Tax oil inquiry exposes how easily oil revenue can be mismanaged

Karoli Ssemogerere

What you need to know:

  • The third model we have in Uganda is a “weak-fund” model. A “rainy-day” fund so to speak. It operates on an illusion that government in its wisdom can decide when to “raid and rain” for the public good.
  • The good people at Bank of Uganda have little more to do than smile and execute banking instructions initiated by the ministry of Finance. And the so-called parliamentary approval where necessary can be procured retrospectively after the fact.
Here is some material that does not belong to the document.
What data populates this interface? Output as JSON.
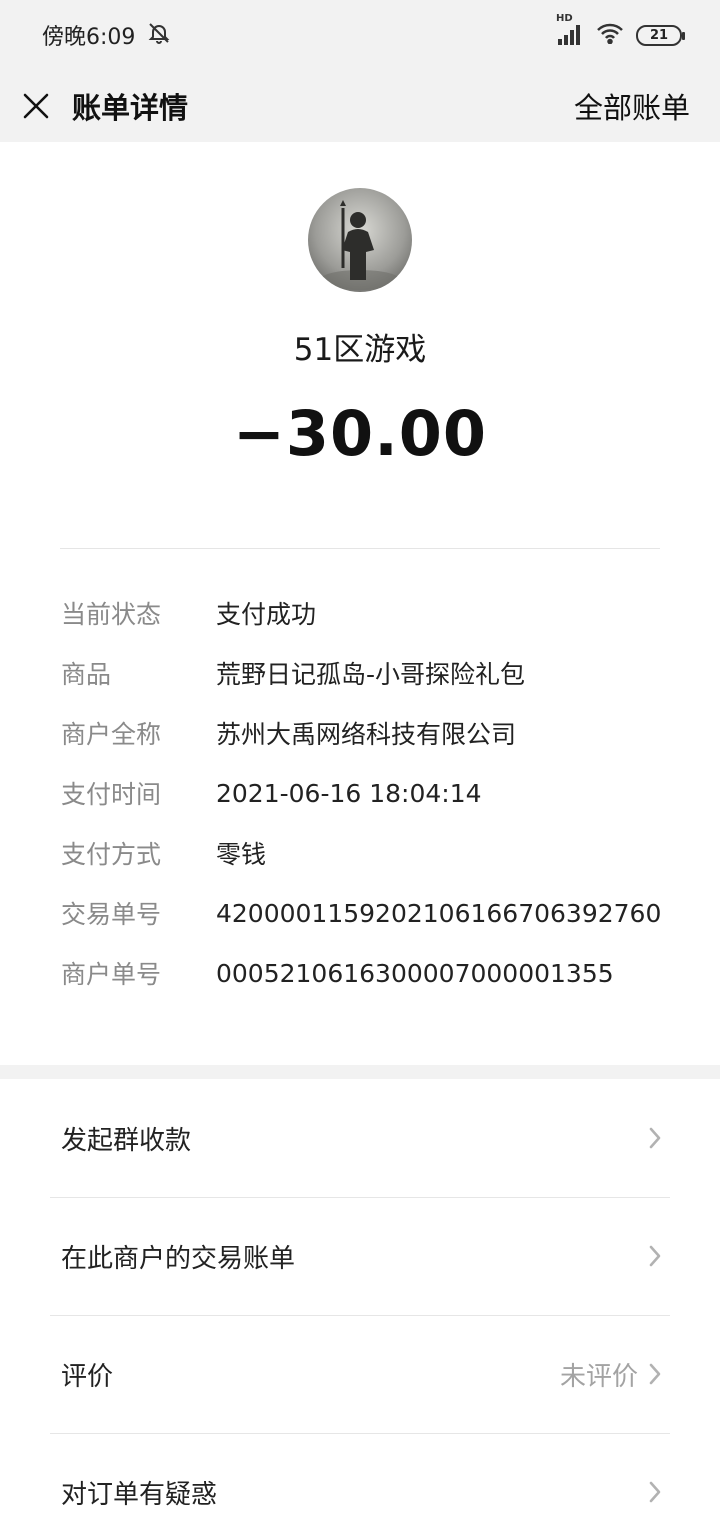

In professional circles, when we describe a fund as nothing more than a special purpose account, eyebrows are raised. It’s popular to describe a fund in more glamorous terms, buildings, people, structures and policies.
The Uganda Petroleum Fund has turned out to be just another checking account opened by the Ministry of Finance in Bank of Uganda. It carries a shilling and dollar denomination. The principals as is the case with government accounts may only draw on it with parliamentary approval, but these approvals run within the gamut of hundreds of appropriating lines in the budget that they are subject to mischief.
In the case of the Petroleum Fund, it has now come to light that the revenues collected so far are highly drawn. Last year, government sought to withdraw most of the rest to meet an expenditure shortfall in the works budget to complete Hoima-Kaiso-Tonya road. Is it time to look at other models before running the fund becomes a major mischief.